Neue Wege beim Bau von Flugzeugtüren und ihren Notöffnungssystemen

Amberg

Neue Wege beim Bau von Flugzeugtüren und ihren Notöffnungssystemen

Im modernen Flugzeugbau herrscht ein gnadenloser Wettbewerb, der Kostendruck ist immens. Immer weiter steigende Anforderungen an die Wirtschaftlichkeit und den Umweltschutz der Großraumflugzeuge unserer Zeit erfordern Forschung und Innovation in allen denkbaren Bereichen. Ein bayerisches Konsortium aus Wissenschaft und Industrie geht beim Bau von Flugzeugtüren und ihren Notöffnungssystemen neue Wege.

Vor allem die Gewichtsminimierung ist eine große Herausforderung im Bau der Jets. Bei Türen und Toren der Flugzeuge sind die Öffnungssysteme ein wichtiger Posten in der Gewichtsbilanz. Dabei sind die als sicherheitskritisch einzustufende Notöffnungssysteme der Türen ein Bereich hoher spezifischer Gewichte und Kosten.

Hier setzt das ehrgeizige Forschungsprojekt PYROTAK an – ein Verbund-Forschungsvorhaben bayerischer Firmen und Hochschulen, das jetzt erfolgreich angelaufen ist. Die beteiligten Firmen und Hochschulen wollen unter Federführung des Konsortialführers Eurocopter Deutschland GmbH, Donauwörth, einen neuartigen pyrotechnischen Türaktuator entwickeln, der im Notfall die Türen von Großraumflugzeugen wie dem Airbus A350 EXTRA WIDE BODY öffnet. Darüber hinaus bietet dieses innovative Konzept Potential zur Nachrüstung bestehender Flugzeugflotten wie die A300-, A320-, A330/A340- oder A380-Familien.

Denkbar sind ebenso weitere Anwendungen in der Luftfahrtindustrie auf dem Gebiet der Aktuatoren, die ein ähnliches Anforderungsprofil haben, wie die Notöffnung von Passagiertüren. Somit sind positive Folgeeffekte für den Wirtschaftsstandort Bayern nicht nur hinsichtlich der Entwicklung und Herstellung von Notöffnungssystem für Flugzeugtüren, sondern für den gesamten Bereich der Luftfahrtindustrie zu erwarten.

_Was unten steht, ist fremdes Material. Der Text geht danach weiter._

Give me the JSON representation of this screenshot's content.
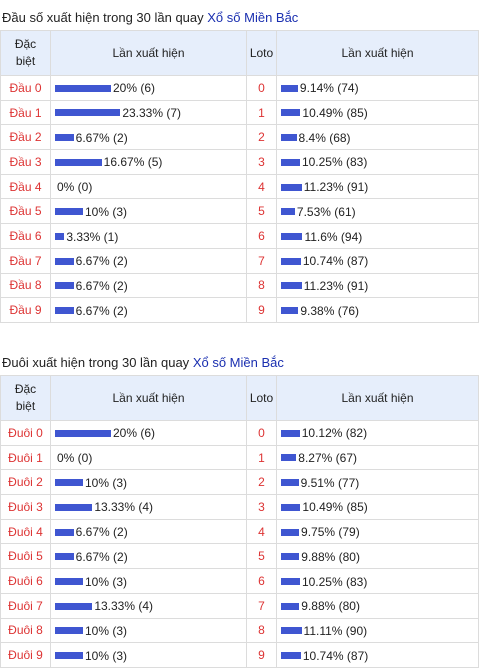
{
  "head_section": {
    "title_prefix": "Đầu số xuất hiện trong 30 lần quay",
    "title_link": "Xổ số Miền Bắc",
    "col_special": "Đặc biệt",
    "col_count1": "Lần xuất hiện",
    "col_loto": "Loto",
    "col_count2": "Lần xuất hiện",
    "rows": [
      {
        "label": "Đầu 0",
        "special_pct": 20,
        "special_text": "20% (6)",
        "loto": "0",
        "loto_pct": 9.14,
        "loto_text": "9.14% (74)"
      },
      {
        "label": "Đầu 1",
        "special_pct": 23.33,
        "special_text": "23.33% (7)",
        "loto": "1",
        "loto_pct": 10.49,
        "loto_text": "10.49% (85)"
      },
      {
        "label": "Đầu 2",
        "special_pct": 6.67,
        "special_text": "6.67% (2)",
        "loto": "2",
        "loto_pct": 8.4,
        "loto_text": "8.4% (68)"
      },
      {
        "label": "Đầu 3",
        "special_pct": 16.67,
        "special_text": "16.67% (5)",
        "loto": "3",
        "loto_pct": 10.25,
        "loto_text": "10.25% (83)"
      },
      {
        "label": "Đầu 4",
        "special_pct": 0,
        "special_text": "0% (0)",
        "loto": "4",
        "loto_pct": 11.23,
        "loto_text": "11.23% (91)"
      },
      {
        "label": "Đầu 5",
        "special_pct": 10,
        "special_text": "10% (3)",
        "loto": "5",
        "loto_pct": 7.53,
        "loto_text": "7.53% (61)"
      },
      {
        "label": "Đầu 6",
        "special_pct": 3.33,
        "special_text": "3.33% (1)",
        "loto": "6",
        "loto_pct": 11.6,
        "loto_text": "11.6% (94)"
      },
      {
        "label": "Đầu 7",
        "special_pct": 6.67,
        "special_text": "6.67% (2)",
        "loto": "7",
        "loto_pct": 10.74,
        "loto_text": "10.74% (87)"
      },
      {
        "label": "Đầu 8",
        "special_pct": 6.67,
        "special_text": "6.67% (2)",
        "loto": "8",
        "loto_pct": 11.23,
        "loto_text": "11.23% (91)"
      },
      {
        "label": "Đầu 9",
        "special_pct": 6.67,
        "special_text": "6.67% (2)",
        "loto": "9",
        "loto_pct": 9.38,
        "loto_text": "9.38% (76)"
      }
    ]
  },
  "tail_section": {
    "title_prefix": "Đuôi xuất hiện trong 30 lần quay",
    "title_link": "Xổ số Miền Bắc",
    "col_special": "Đặc biệt",
    "col_count1": "Lần xuất hiện",
    "col_loto": "Loto",
    "col_count2": "Lần xuất hiện",
    "rows": [
      {
        "label": "Đuôi 0",
        "special_pct": 20,
        "special_text": "20% (6)",
        "loto": "0",
        "loto_pct": 10.12,
        "loto_text": "10.12% (82)"
      },
      {
        "label": "Đuôi 1",
        "special_pct": 0,
        "special_text": "0% (0)",
        "loto": "1",
        "loto_pct": 8.27,
        "loto_text": "8.27% (67)"
      },
      {
        "label": "Đuôi 2",
        "special_pct": 10,
        "special_text": "10% (3)",
        "loto": "2",
        "loto_pct": 9.51,
        "loto_text": "9.51% (77)"
      },
      {
        "label": "Đuôi 3",
        "special_pct": 13.33,
        "special_text": "13.33% (4)",
        "loto": "3",
        "loto_pct": 10.49,
        "loto_text": "10.49% (85)"
      },
      {
        "label": "Đuôi 4",
        "special_pct": 6.67,
        "special_text": "6.67% (2)",
        "loto": "4",
        "loto_pct": 9.75,
        "loto_text": "9.75% (79)"
      },
      {
        "label": "Đuôi 5",
        "special_pct": 6.67,
        "special_text": "6.67% (2)",
        "loto": "5",
        "loto_pct": 9.88,
        "loto_text": "9.88% (80)"
      },
      {
        "label": "Đuôi 6",
        "special_pct": 10,
        "special_text": "10% (3)",
        "loto": "6",
        "loto_pct": 10.25,
        "loto_text": "10.25% (83)"
      },
      {
        "label": "Đuôi 7",
        "special_pct": 13.33,
        "special_text": "13.33% (4)",
        "loto": "7",
        "loto_pct": 9.88,
        "loto_text": "9.88% (80)"
      },
      {
        "label": "Đuôi 8",
        "special_pct": 10,
        "special_text": "10% (3)",
        "loto": "8",
        "loto_pct": 11.11,
        "loto_text": "11.11% (90)"
      },
      {
        "label": "Đuôi 9",
        "special_pct": 10,
        "special_text": "10% (3)",
        "loto": "9",
        "loto_pct": 10.74,
        "loto_text": "10.74% (87)"
      }
    ]
  },
  "colors": {
    "bar": "#3f56d1",
    "label_red": "#d33",
    "link_blue": "#1a2fb0",
    "header_bg": "#e6eefb"
  }
}
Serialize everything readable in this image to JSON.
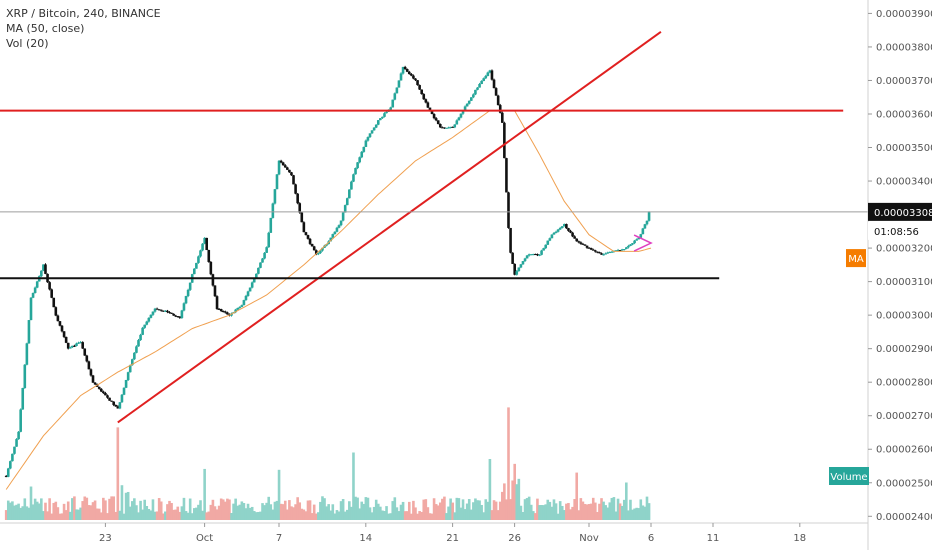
{
  "legend": {
    "symbol": "XRP / Bitcoin, 240, BINANCE",
    "ma": "MA (50, close)",
    "vol": "Vol (20)"
  },
  "tags": {
    "price": "0.00003308",
    "countdown": "01:08:56",
    "ma_tag": "MA",
    "volume_tag": "Volume"
  },
  "colors": {
    "up": "#26a69a",
    "down": "#111111",
    "vol_up": "#8fd3c9",
    "vol_down": "#f1a9a4",
    "ma_line": "#f0a050",
    "trend": "#e02020",
    "support": "#111111",
    "ma_tag_bg": "#f57c00",
    "vol_tag_bg": "#26a69a",
    "pennant": "#e040c0"
  },
  "chart_data": {
    "type": "candlestick",
    "x_tick_labels": [
      {
        "label": "23",
        "day": 23
      },
      {
        "label": "Oct",
        "day": 31
      },
      {
        "label": "7",
        "day": 37
      },
      {
        "label": "14",
        "day": 44
      },
      {
        "label": "21",
        "day": 51
      },
      {
        "label": "26",
        "day": 56
      },
      {
        "label": "Nov",
        "day": 62
      },
      {
        "label": "6",
        "day": 67
      },
      {
        "label": "11",
        "day": 72
      },
      {
        "label": "18",
        "day": 79
      }
    ],
    "x_range": [
      14.5,
      84.5
    ],
    "price_axis": {
      "ticks": [
        "0.00002400",
        "0.00002500",
        "0.00002600",
        "0.00002700",
        "0.00002800",
        "0.00002900",
        "0.00003000",
        "0.00003100",
        "0.00003200",
        "0.00003300",
        "0.00003400",
        "0.00003500",
        "0.00003600",
        "0.00003700",
        "0.00003800",
        "0.00003900"
      ],
      "min": 2.38e-05,
      "max": 3.94e-05
    },
    "price_path": [
      [
        15,
        2.52e-05
      ],
      [
        16,
        2.65e-05
      ],
      [
        17,
        3.05e-05
      ],
      [
        18,
        3.15e-05
      ],
      [
        19,
        3e-05
      ],
      [
        20,
        2.9e-05
      ],
      [
        21,
        2.92e-05
      ],
      [
        22,
        2.8e-05
      ],
      [
        23,
        2.76e-05
      ],
      [
        24,
        2.72e-05
      ],
      [
        25,
        2.85e-05
      ],
      [
        26,
        2.96e-05
      ],
      [
        27,
        3.02e-05
      ],
      [
        28,
        3.01e-05
      ],
      [
        29,
        2.99e-05
      ],
      [
        30,
        3.12e-05
      ],
      [
        31,
        3.23e-05
      ],
      [
        32,
        3.02e-05
      ],
      [
        33,
        3e-05
      ],
      [
        34,
        3.03e-05
      ],
      [
        35,
        3.11e-05
      ],
      [
        36,
        3.2e-05
      ],
      [
        37,
        3.46e-05
      ],
      [
        38,
        3.42e-05
      ],
      [
        39,
        3.25e-05
      ],
      [
        40,
        3.18e-05
      ],
      [
        41,
        3.22e-05
      ],
      [
        42,
        3.28e-05
      ],
      [
        43,
        3.42e-05
      ],
      [
        44,
        3.52e-05
      ],
      [
        45,
        3.58e-05
      ],
      [
        46,
        3.62e-05
      ],
      [
        47,
        3.74e-05
      ],
      [
        48,
        3.7e-05
      ],
      [
        49,
        3.62e-05
      ],
      [
        50,
        3.56e-05
      ],
      [
        51,
        3.56e-05
      ],
      [
        52,
        3.62e-05
      ],
      [
        53,
        3.68e-05
      ],
      [
        54,
        3.73e-05
      ],
      [
        55,
        3.58e-05
      ],
      [
        55.6,
        3.2e-05
      ],
      [
        56,
        3.12e-05
      ],
      [
        57,
        3.18e-05
      ],
      [
        58,
        3.18e-05
      ],
      [
        59,
        3.24e-05
      ],
      [
        60,
        3.27e-05
      ],
      [
        61,
        3.22e-05
      ],
      [
        62,
        3.2e-05
      ],
      [
        63,
        3.18e-05
      ],
      [
        64,
        3.19e-05
      ],
      [
        65,
        3.2e-05
      ],
      [
        66,
        3.23e-05
      ],
      [
        67,
        3.308e-05
      ]
    ],
    "ma_path": [
      [
        15,
        2.48e-05
      ],
      [
        18,
        2.64e-05
      ],
      [
        21,
        2.76e-05
      ],
      [
        24,
        2.83e-05
      ],
      [
        27,
        2.89e-05
      ],
      [
        30,
        2.96e-05
      ],
      [
        33,
        3e-05
      ],
      [
        36,
        3.06e-05
      ],
      [
        39,
        3.15e-05
      ],
      [
        42,
        3.25e-05
      ],
      [
        45,
        3.36e-05
      ],
      [
        48,
        3.46e-05
      ],
      [
        51,
        3.53e-05
      ],
      [
        54,
        3.61e-05
      ],
      [
        56,
        3.61e-05
      ],
      [
        58,
        3.48e-05
      ],
      [
        60,
        3.34e-05
      ],
      [
        62,
        3.24e-05
      ],
      [
        64,
        3.19e-05
      ],
      [
        66,
        3.19e-05
      ],
      [
        67,
        3.2e-05
      ]
    ],
    "volume_axis": {
      "min": 0,
      "max": 1
    },
    "volume_spikes": [
      [
        17,
        0.3
      ],
      [
        24,
        0.8
      ],
      [
        31,
        0.45
      ],
      [
        37,
        0.42
      ],
      [
        43,
        0.55
      ],
      [
        54,
        0.52
      ],
      [
        55.5,
        1.0
      ],
      [
        56,
        0.5
      ],
      [
        61,
        0.38
      ],
      [
        65,
        0.35
      ],
      [
        67,
        0.45
      ]
    ],
    "trend_line": {
      "from": [
        24,
        2.68e-05
      ],
      "to": [
        67.8,
        3.845e-05
      ]
    },
    "resistance_level": {
      "value": 3.61e-05,
      "from_day": 14.5,
      "to_day": 82.5
    },
    "support_level": {
      "value": 3.11e-05,
      "from_day": 14.5,
      "to_day": 72.5
    },
    "current_price": 3.308e-05,
    "current_price_day": 67,
    "ma_value": 3.2e-05
  }
}
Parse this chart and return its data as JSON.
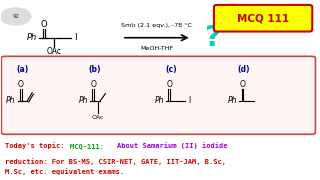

Das Forschungsvorhaben PYROTAK, das ein Volumen von 2 Millionen Euro umfasst, soll bis zum Ende des Jahres 2010 abgeschlossen sein. Die Bayerische Forschungsstiftung fördert das Projekt zu 50 Prozent. Durch die Entwicklung eines neuartigen Passagiertürensystems bis zur Serienreife wird eine Stärkung des Luftfahrt-Standorts Bayern erwartet, und die Sicherung bestehender sowie die Schaffung neuer Arbeitsplätze bei den beteiligten Firmen vorangetrieben.

Das ist der Ausgangspunkt: Die derzeit in der Industrie bekannten Verfahren zur Notöffnung von Flugzeug-Passagiertüren, elektrisch oder pneumatisch, wie sie zum Beispiel im Airbus A380 verwendet werden, stellen in Bezug auf Gewicht, Wartungsaufwand, Komplexität des elektrischen Systems und der Energiedichte noch kein Optimum dar.

Pyrotechnische Treibmittel sind in der Luftfahrt bisher nicht ausreichend entwickelt, das wirtschaftliche Potential dieser Antriebsmöglichkeit bislang ungenutzt. Ziel von PYROTAK ist daher die Entwicklung eines pyrotechnischen rotatorischen Antriebssystems zur Öffnung der Passagiertüren, wenn bei einem Notfall die Türen zuverlässig automatisch geöffnet werden müssen.

Die Einführung einer gänzlich neuartigen Technologie wie der Pyrotechnik für rotatorische Aktuatoren erfordert die Zusammenarbeit von Wissenschaft, Forschung und Industrie in einem außerordentlichen Maße. Die Firma Eurocopter Deutschland GmbH, Donauwörth, ist ein in Europa führender Hersteller von Türen und Frachttoren von Verkehrsflugzeugen vor allem für Airbus. Für die Entwicklung des pyrotechnischen Türaktuators hat sie sich namhafte Universitäten und Firmen ins Boot geholt.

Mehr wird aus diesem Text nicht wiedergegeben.